My own family history has a connection to the 1936 Berlin Olympics. My paternal grandfather Rudolf, pictured on the right above, and his brother Theodor attended the Games. In this photo they are standing at the doorway to one of the bungalows in the athletes' village.

Rudolf sent this postcard of the athletes' village back home to Neckarsteinach, the town where I was born thirteen years later. The autographs include that of Team Canada's Sam Richardson, who competed in the long jump and men's 4x100 relay, where the Canadians placed 4th and the American team, anchored by the great Jesse Owens, won the gold medal. The other autographs are from the German gold medalist weight-lifter Josef Manger and two boxers from my Uncle Theodor's adopted homeland of Chile.

This is a portion of a souvenir sheet of special postage stamps created for the Berlin Games. Rudolf purchased it as a gift for my father, who later gave it to me. The stamps are cancelled with the official postmark of the Olympic Village.

For the duration of the Berlin Games, the Nazis paused their antisemitic program and presented a facade of tolerance to the outside world. Hitler had also gone to great lengths and expense to outdo previous Olympic hosts, constructing a new 100,000 seat track and field stadium as well as multiple other venues, including the Athletes' Village. The Berlin Games were also the first to be televised, and the first to feature the torch relay from Greece to the host city. The cinematically groundbreaking film Olympia, by Leni Riefenstahl, remains a captivating documentation of the Games.

Despite the controversy and opposition to the Nazis' antisemitic agenda, the Berlin Olympics turned out to be a resounding success, and certainly improved the Nazis’ image in the wider world. Would a boycott have made a difference to the ultimate cataclysm that unfolded? I doubt it. I'm not a big fan of Dick Pound, but I suspect that, in this instance, he may be right: a boycott of a sports event, unlike an actual trade embargo or economic sanctions, is a gesture that is unlikely to trigger a change of heart in the targeted country.

Nations, especially powerful ones like China and Nazi Germany, will set their own agendas and the options for outsiders to influence policy in any meaningful way are very limited. Military intervention, as evidenced in recent history by the disastrous attempts by the USA and its allies to “fix” the problems (many of which the Americans helped to create in the first place) in places such as Iraq, Libya and Afghanistan, rarely produce the intended outcome. The latest debacle in Afghanistan is just one more example of the sad truth that change cannot be forced and there are no miracle cures for the injustice and suffering that permeates so much of humanity.

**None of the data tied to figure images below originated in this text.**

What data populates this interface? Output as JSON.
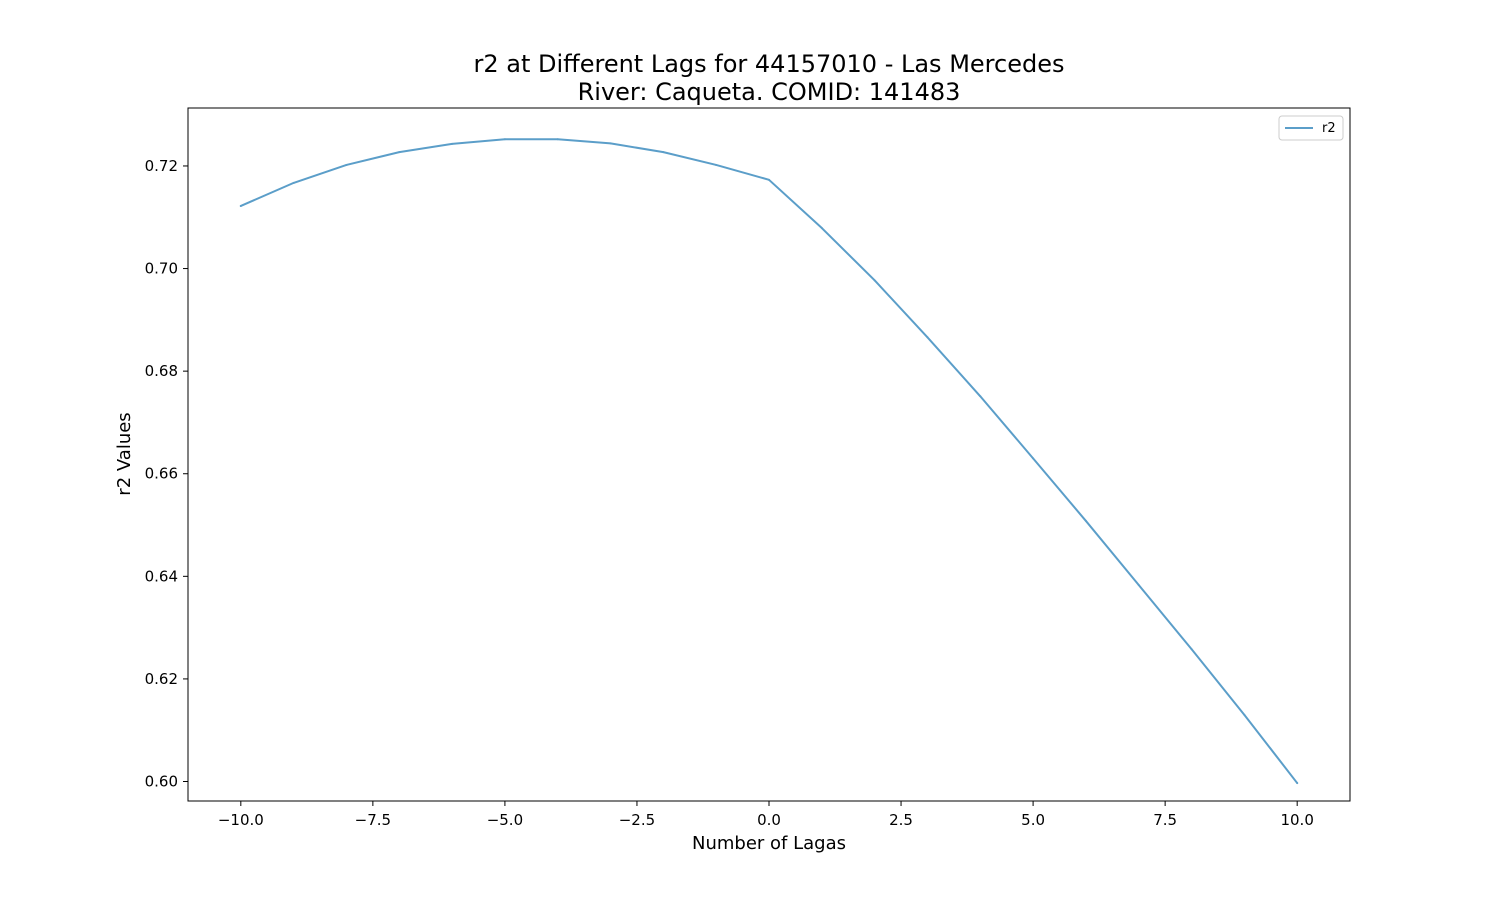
{
  "chart_data": {
    "type": "line",
    "title": "r2 at Different Lags for 44157010 - Las Mercedes",
    "subtitle": "River: Caqueta. COMID: 141483",
    "xlabel": "Number of Lagas",
    "ylabel": "r2 Values",
    "xlim": [
      -11,
      11
    ],
    "ylim": [
      0.5962,
      0.7313
    ],
    "xticks": [
      -10.0,
      -7.5,
      -5.0,
      -2.5,
      0.0,
      2.5,
      5.0,
      7.5,
      10.0
    ],
    "xtick_labels": [
      "−10.0",
      "−7.5",
      "−5.0",
      "−2.5",
      "0.0",
      "2.5",
      "5.0",
      "7.5",
      "10.0"
    ],
    "yticks": [
      0.6,
      0.62,
      0.64,
      0.66,
      0.68,
      0.7,
      0.72
    ],
    "ytick_labels": [
      "0.60",
      "0.62",
      "0.64",
      "0.66",
      "0.68",
      "0.70",
      "0.72"
    ],
    "grid": false,
    "legend_position": "top-right",
    "series": [
      {
        "name": "r2",
        "color": "#5b9ec9",
        "x": [
          -10,
          -9,
          -8,
          -7,
          -6,
          -5,
          -4,
          -3,
          -2,
          -1,
          0,
          1,
          2,
          3,
          4,
          5,
          6,
          7,
          8,
          9,
          10
        ],
        "y": [
          0.7122,
          0.7167,
          0.7202,
          0.7227,
          0.7243,
          0.7252,
          0.7252,
          0.7244,
          0.7227,
          0.7202,
          0.7173,
          0.7079,
          0.6977,
          0.6866,
          0.6751,
          0.663,
          0.6508,
          0.6383,
          0.6258,
          0.613,
          0.5997
        ]
      }
    ]
  }
}
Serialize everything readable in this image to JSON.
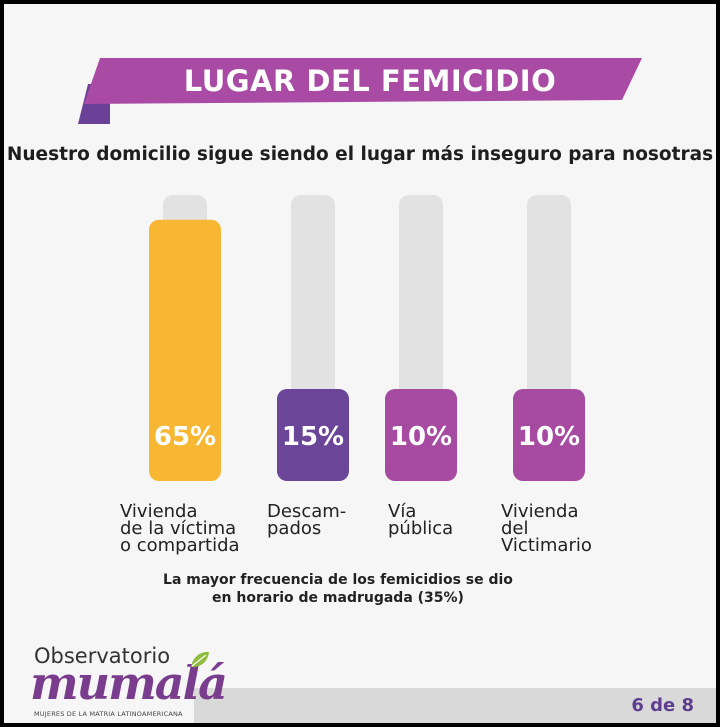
{
  "header": {
    "title": "LUGAR DEL FEMICIDIO",
    "subtitle": "Nuestro domicilio sigue siendo el lugar más inseguro para nosotras"
  },
  "colors": {
    "banner": "#a94aa5",
    "banner_dark": "#6a4196",
    "track": "#e2e2e2",
    "yellow": "#f7b733",
    "violet": "#6a4598",
    "magenta": "#a64aa2"
  },
  "chart_data": {
    "type": "bar",
    "categories": [
      "Vivienda\nde la víctima\no compartida",
      "Descam-\npados",
      "Vía\npública",
      "Vivienda\ndel\nVictimario"
    ],
    "values": [
      65,
      15,
      10,
      10
    ],
    "value_labels": [
      "65%",
      "15%",
      "10%",
      "10%"
    ],
    "bar_colors": [
      "#f7b733",
      "#6a4598",
      "#a64aa2",
      "#a64aa2"
    ],
    "ylim": [
      0,
      100
    ]
  },
  "footnote": "La mayor frecuencia de los femicidios se dio\nen horario de madrugada (35%)",
  "logo": {
    "top": "Observatorio",
    "main": "mumalá",
    "sub": "MUJERES DE LA MATRIA LATINOAMERICANA",
    "icon": "leaf-icon"
  },
  "pagination": "6 de 8"
}
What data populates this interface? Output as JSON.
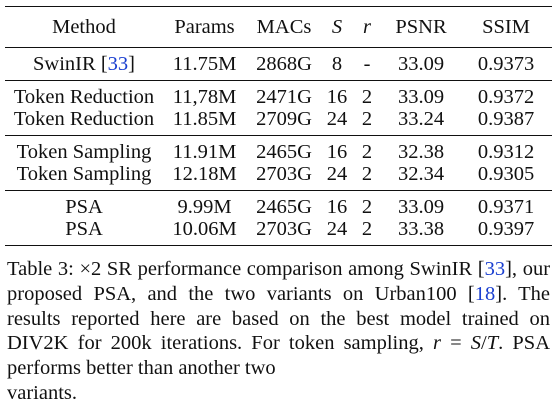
{
  "table": {
    "headers": {
      "method": "Method",
      "params": "Params",
      "macs": "MACs",
      "s": "S",
      "r": "r",
      "psnr": "PSNR",
      "ssim": "SSIM"
    },
    "groups": [
      {
        "rows": [
          {
            "method": "SwinIR",
            "cite": "33",
            "params": "11.75M",
            "macs": "2868G",
            "s": "8",
            "r": "-",
            "psnr": "33.09",
            "ssim": "0.9373"
          }
        ]
      },
      {
        "rows": [
          {
            "method": "Token Reduction",
            "params": "11,78M",
            "macs": "2471G",
            "s": "16",
            "r": "2",
            "psnr": "33.09",
            "ssim": "0.9372"
          },
          {
            "method": "Token Reduction",
            "params": "11.85M",
            "macs": "2709G",
            "s": "24",
            "r": "2",
            "psnr": "33.24",
            "ssim": "0.9387"
          }
        ]
      },
      {
        "rows": [
          {
            "method": "Token Sampling",
            "params": "11.91M",
            "macs": "2465G",
            "s": "16",
            "r": "2",
            "psnr": "32.38",
            "ssim": "0.9312"
          },
          {
            "method": "Token Sampling",
            "params": "12.18M",
            "macs": "2703G",
            "s": "24",
            "r": "2",
            "psnr": "32.34",
            "ssim": "0.9305"
          }
        ]
      },
      {
        "rows": [
          {
            "method": "PSA",
            "params": "9.99M",
            "macs": "2465G",
            "s": "16",
            "r": "2",
            "psnr": "33.09",
            "ssim": "0.9371"
          },
          {
            "method": "PSA",
            "params": "10.06M",
            "macs": "2703G",
            "s": "24",
            "r": "2",
            "psnr": "33.38",
            "ssim": "0.9397"
          }
        ]
      }
    ]
  },
  "caption": {
    "label": "Table 3:",
    "t1": "×2 SR performance comparison among SwinIR [",
    "cite1": "33",
    "t2": "], our proposed PSA, and the two variants on Urban100 [",
    "cite2": "18",
    "t3": "]. The results reported here are based on the best model trained on DIV2K for 200k iterations. For token sampling, ",
    "eq_r": "r",
    "eq_mid1": " = ",
    "eq_s": "S",
    "eq_slash": "/",
    "eq_t": "T",
    "t4": ". PSA performs better than another two",
    "t5": "variants."
  },
  "colors": {
    "text": "#111111",
    "cite": "#1a3fd0"
  }
}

Do the Olympic Games have any relevance at all in the big picture of global politics? Very little, I would suggest. The fact of almost every country on the planet taking part in this enormous sporting event might help to foster the concept of a global family of nations, I suppose, or, at least, provide a fleeting glimpse of what world harmony could look like. Take away the excess, the hype, the glitz, the massive marketing campaigns, and what’s left is a big party where, at the end of the day, people leave with a warm glow and the sense that they are part of a greater whole. It’s not much, but I guess it’s something.